Consecrated in 1912, the original church building was declared to be a redundant church on the February 7, 1989, and was subsequently demolished in 1990 to make way for a replacement modern church, St James Church Centre.

==Foundation==
The church was built to replace temporary previous arrangements, which had included a missionary's tent, and at one point, a church made out of corrugated iron from 1896. A chapel belonging to the Baptists had been in place since 1828, but Alperton was not made an Anglican parish in its own right until 1904, and had previously been served by St John the Evangelist Church, Wembley.
However, the process was not entirely smooth, and there was an ongoing boundary dispute between the two parishes which continued from 1911 to 1954.

==Construction==
By the early 20th century, a movement of population from the Wealdstone area had made the construction of a more lasting structure a necessity, which was designed by the architect William Pite, brother of Arthur Beresford Pite in the Gothic Revival style.
The church was described as being constructed from yellow stock brick, with a dressing of stone and red brick. The church featured the customary main body of the nave and chancel, a transept on the south end of the building, and, in addition, a baptistery in the north west, a chapel in the north east, and a porch – the narthex. St James Church also had its own bell tower which was described as a ‘turret’. There was also an associated church hall as early as 1914.
The church's organ was donated, coming from St Peter's Italian Church, in Clerkenwell, central London, and was originally gas lit. It was later updated to include a boiler room, and the organ was later replaced, probably by 1929, by another donated item, described as coming from Saint Mark's, Whitechapel in the late 1920s. At a later stage, a Compton Electronic organ was installed – an electric lighting system was in place by 1930. The church also had stained windows, some of which were in place as memorials to prominent members of the congregation.

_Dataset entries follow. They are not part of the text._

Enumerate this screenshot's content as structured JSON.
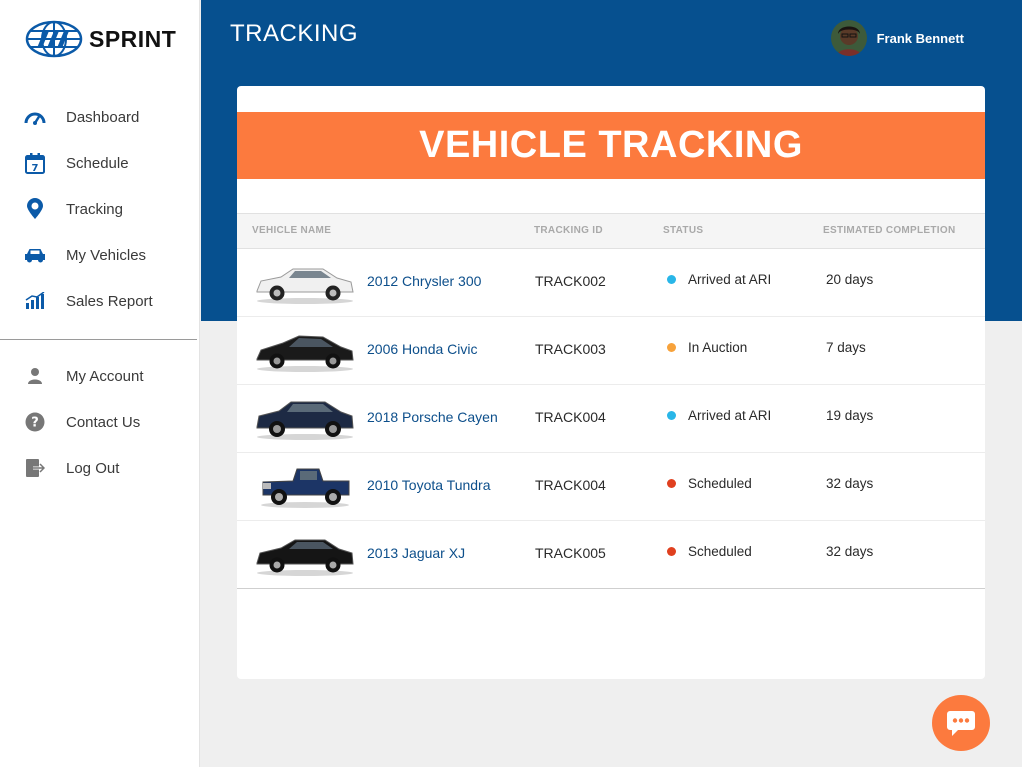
{
  "brand": {
    "name": "SPRINT"
  },
  "sidebar": {
    "main_items": [
      {
        "label": "Dashboard",
        "icon": "gauge-icon"
      },
      {
        "label": "Schedule",
        "icon": "calendar-icon"
      },
      {
        "label": "Tracking",
        "icon": "map-pin-icon"
      },
      {
        "label": "My Vehicles",
        "icon": "car-icon"
      },
      {
        "label": "Sales Report",
        "icon": "bar-chart-icon"
      }
    ],
    "account_items": [
      {
        "label": "My Account",
        "icon": "user-icon"
      },
      {
        "label": "Contact Us",
        "icon": "question-icon"
      },
      {
        "label": "Log Out",
        "icon": "logout-icon"
      }
    ]
  },
  "header": {
    "title": "TRACKING",
    "user_name": "Frank Bennett"
  },
  "main": {
    "banner_title": "VEHICLE TRACKING",
    "columns": [
      "VEHICLE NAME",
      "TRACKING ID",
      "STATUS",
      "ESTIMATED COMPLETION"
    ],
    "rows": [
      {
        "vehicle": "2012 Chrysler 300",
        "tracking_id": "TRACK002",
        "status": "Arrived at ARI",
        "status_color": "#29b6e8",
        "eta": "20 days",
        "car_color": "#f2f2f2"
      },
      {
        "vehicle": "2006 Honda Civic",
        "tracking_id": "TRACK003",
        "status": "In Auction",
        "status_color": "#f7a23b",
        "eta": "7 days",
        "car_color": "#1a1a1a"
      },
      {
        "vehicle": "2018 Porsche Cayen",
        "tracking_id": "TRACK004",
        "status": "Arrived at ARI",
        "status_color": "#29b6e8",
        "eta": "19 days",
        "car_color": "#1d2a44"
      },
      {
        "vehicle": "2010 Toyota Tundra",
        "tracking_id": "TRACK004",
        "status": "Scheduled",
        "status_color": "#e0401f",
        "eta": "32 days",
        "car_color": "#1c3566"
      },
      {
        "vehicle": "2013 Jaguar XJ",
        "tracking_id": "TRACK005",
        "status": "Scheduled",
        "status_color": "#e0401f",
        "eta": "32 days",
        "car_color": "#151515"
      }
    ]
  },
  "colors": {
    "primary": "#06508f",
    "accent": "#fc7a3e",
    "link": "#0d4f8b"
  },
  "chat": {
    "icon": "chat-bubble-icon"
  }
}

==Redundancy and demolition==
By 1989, the now redundant church had been scheduled for demolition, and the London Diocese Fund had earmarked part of the site for a new place of worship, with the remainder to go, by sale or lease, to Bellway homes for redevelopment under Section 46 (Pastoral Scheme), which deals with places of worship that are unsuitable for present needs, and specifies how, when part of a site is sold or leased, the proceeds can then be used to create a new place of worship.

==A new place of worship==
In 1990, a new church, St James Alperton Church Centre, had been constructed on the site, designed by the K C White Partnership of Essex. The new church's mission statement describes it as a multilingual place of worship, and offers services in Tamil, Urdu and Hindi.